David Yu, adjunct professor of finance at Shanghai’s New York University, said China’s international commercial courts should be judged in the long term, as they are new venues for dispute resolution, and like all new endeavors, it will take some time to bring concerned parties to use them.

“The objectives and genesis of the new courts are to mainly ease the time and cost to come to a resolution. Some of this stems from the complexities of getting the infrastructure and construction expertise to adequately handle the disputes in a timely manner,” said Prof Yu.

“It will be difficult to bring folks in the beginning as there is no track record of rulings, but with more time and cases resolved, foreign partners will hopefully be more comfortable with the Chinese courts,” he said.

The same happened with other China-based arbitration centres, such as the Shenzhen Court of International Arbitration, which has now gained acceptance, according to Prof Yu.

As to whether China should support the EU’s bid for a multilateral investment court, Prof Yu said that newer and better systems of resolution were always a good thing and should be supported.

Some suggest the new Chinese international commercial courts could coexist with a permanent multilateral investment tribunal, as only commercial disputes would be within their jurisdiction.

This means that investor-state dispute settlement cases arising from treaties would be excluded, and only cases arising out of contracts between an investor and a host government could be covered by the courts in Xi’an and Shenzhen.

But Chinese investments in Europe under Belt and Road, and disputes arising from them, are nonetheless a problem for the EU group, which only the finalisation of a bilateral investment agreement could help to solve.

The 19th round of talks on the issue took place in Beijing last October. The two sides said they had made progress on both state-to-state and investor-to-state dispute settlement, but the reality is that this process has been dragging on since 2013.

Legal systems are unlikely to welcome innovation except in the rarest of circumstances, and then usually to solve an immediate vexatious problem. Innovation is often likely to introduce error accidently, the source of which is typically a lack of foresight and proper oversight unforeseen by the innovators.

In the very beginning of commercial arbitration, when the "rent-a-judge" slur was bandied about, it was greatly feared that bypassing the courts would result in catastrophic injustice. It did not, of course, but that can only be said in retrospect.

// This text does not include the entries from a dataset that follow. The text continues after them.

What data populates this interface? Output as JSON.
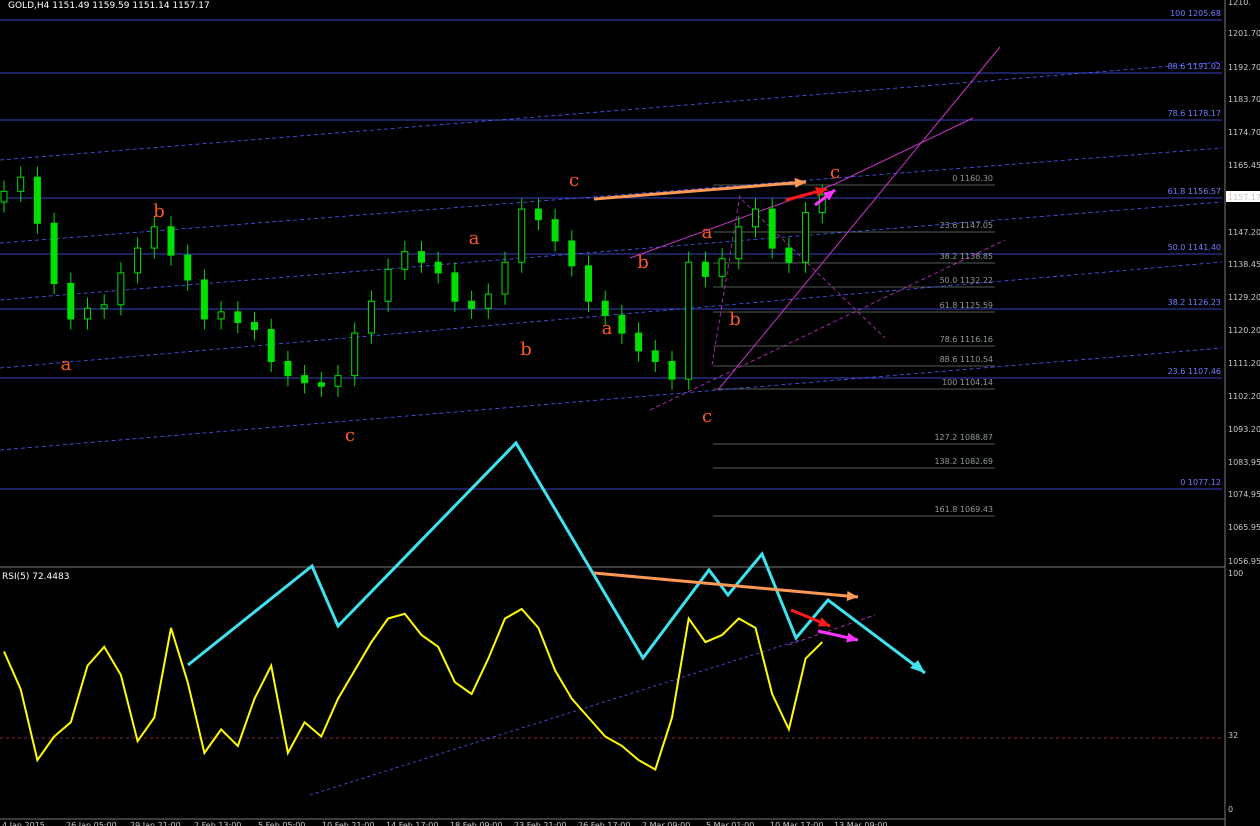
{
  "title": "GOLD,H4  1151.49 1159.59 1151.14 1157.17",
  "price_axis": [
    "1210.",
    "1201.70",
    "1192.70",
    "1183.70",
    "1174.70",
    "1165.45",
    "1157.17",
    "1147.20",
    "1138.45",
    "1129.20",
    "1120.20",
    "1111.20",
    "1102.20",
    "1093.20",
    "1083.95",
    "1074.95",
    "1065.95",
    "1056.95"
  ],
  "rsi_axis": [
    "100",
    "32",
    "0"
  ],
  "rsi_title": "RSI(5) 72.4483",
  "fib_blue": [
    "100 1205.68",
    "88.6 1191.02",
    "78.6 1178.17",
    "61.8 1156.57",
    "50.0 1141.40",
    "38.2 1126.23",
    "23.6 1107.46",
    "0 1077.12"
  ],
  "fib_gray": [
    "0 1160.30",
    "23.6 1147.05",
    "38.2 1138.85",
    "50.0 1132.22",
    "61.8 1125.59",
    "78.6 1116.16",
    "88.6 1110.54",
    "100 1104.14",
    "127.2 1088.87",
    "138.2 1082.69",
    "161.8 1069.43"
  ],
  "wave_labels": [
    "a",
    "b",
    "c",
    "a",
    "c",
    "b",
    "a",
    "b",
    "a",
    "c",
    "b",
    "c"
  ],
  "date_labels": [
    "4 Jan 2015",
    "26 Jan 05:00",
    "29 Jan 21:00",
    "2 Feb 13:00",
    "5 Feb 05:00",
    "10 Feb 21:00",
    "14 Feb 17:00",
    "18 Feb 09:00",
    "23 Feb 21:00",
    "26 Feb 17:00",
    "2 Mar 09:00",
    "5 Mar 01:00",
    "10 Mar 17:00",
    "13 Mar 09:00"
  ],
  "colors": {
    "candles": "#00e000",
    "fib_blue": "#4a5dff",
    "fib_gray": "#6f7a6f",
    "wave_labels": "#ff5a1f",
    "rsi_line": "#ffff00",
    "zigzag": "#3ee3ef",
    "trend_magenta": "#cc33cc",
    "arrow_orange": "#ff9955",
    "arrow_red": "#ff1a1a",
    "arrow_magenta": "#ff33ff",
    "level_32": "#b03060"
  },
  "chart_data": {
    "type": "line",
    "title": "GOLD,H4",
    "price_close": [
      1158,
      1162,
      1149,
      1132,
      1122,
      1125,
      1126,
      1135,
      1142,
      1148,
      1140,
      1133,
      1122,
      1124,
      1121,
      1119,
      1110,
      1106,
      1104,
      1103,
      1106,
      1118,
      1127,
      1136,
      1141,
      1138,
      1135,
      1127,
      1125,
      1129,
      1138,
      1153,
      1150,
      1144,
      1137,
      1127,
      1123,
      1118,
      1113,
      1110,
      1105,
      1138,
      1134,
      1139,
      1148,
      1153,
      1142,
      1138,
      1152,
      1157
    ],
    "rsi_values": [
      68,
      52,
      22,
      32,
      38,
      62,
      70,
      58,
      30,
      40,
      78,
      55,
      25,
      35,
      28,
      48,
      62,
      25,
      38,
      32,
      48,
      60,
      72,
      82,
      84,
      75,
      70,
      55,
      50,
      65,
      82,
      86,
      78,
      60,
      48,
      40,
      32,
      28,
      22,
      18,
      40,
      82,
      72,
      75,
      82,
      78,
      50,
      35,
      65,
      72
    ],
    "rsi_ylim": [
      0,
      100
    ],
    "rsi_level": 32,
    "price_ylim": [
      1052,
      1212
    ]
  }
}
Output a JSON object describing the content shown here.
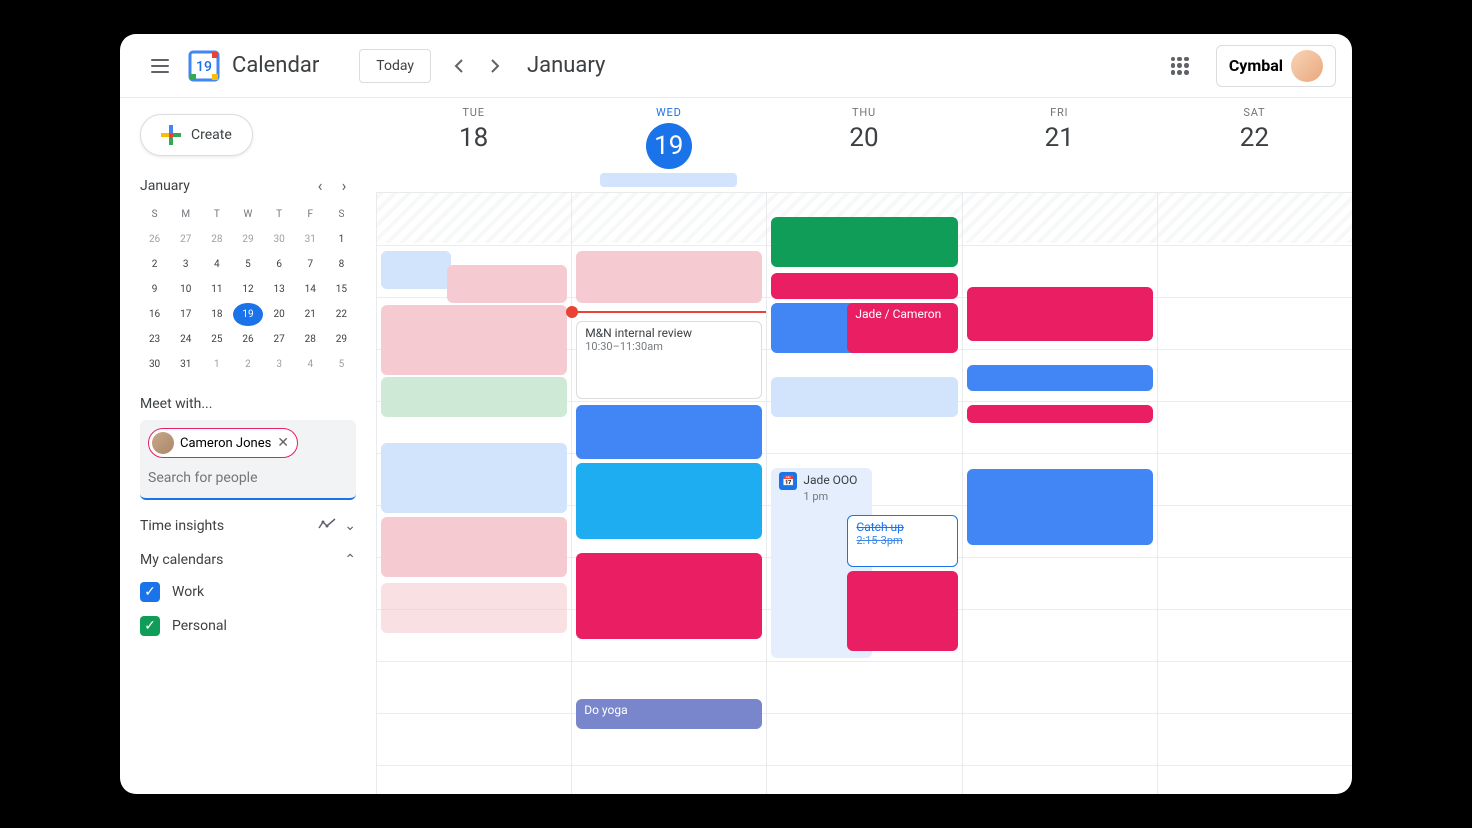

Eventually, disputes among business partners arose from their being in two jurisdictions. This could happen within one country if provincial jurisdictions differed. In Britain, Scotland has its own law quite separate to that of England's. And in Canada, the civil code in Canada follows English Law in most of the country, but the Code Napoleon prevails in French-speaking Quebec.

Then there is fear of chicanery and bullying that the Chinese, whose loans and loan guarantees have made projects possible, may use this clout to lever parties into undesirable positions. To be fair, at the very beginning of commercial arbitration, it was feared that arbitrators, if they wanted to get on the A List would be advised to favour the most powerful and influential of the litigants.

But most agree that once a system is in place and litigants become accustomed to its ways, it grows in reputation and trustworthiness. Sadly, the China-EU system has not been settled, much less been given time to mature into solid respectability.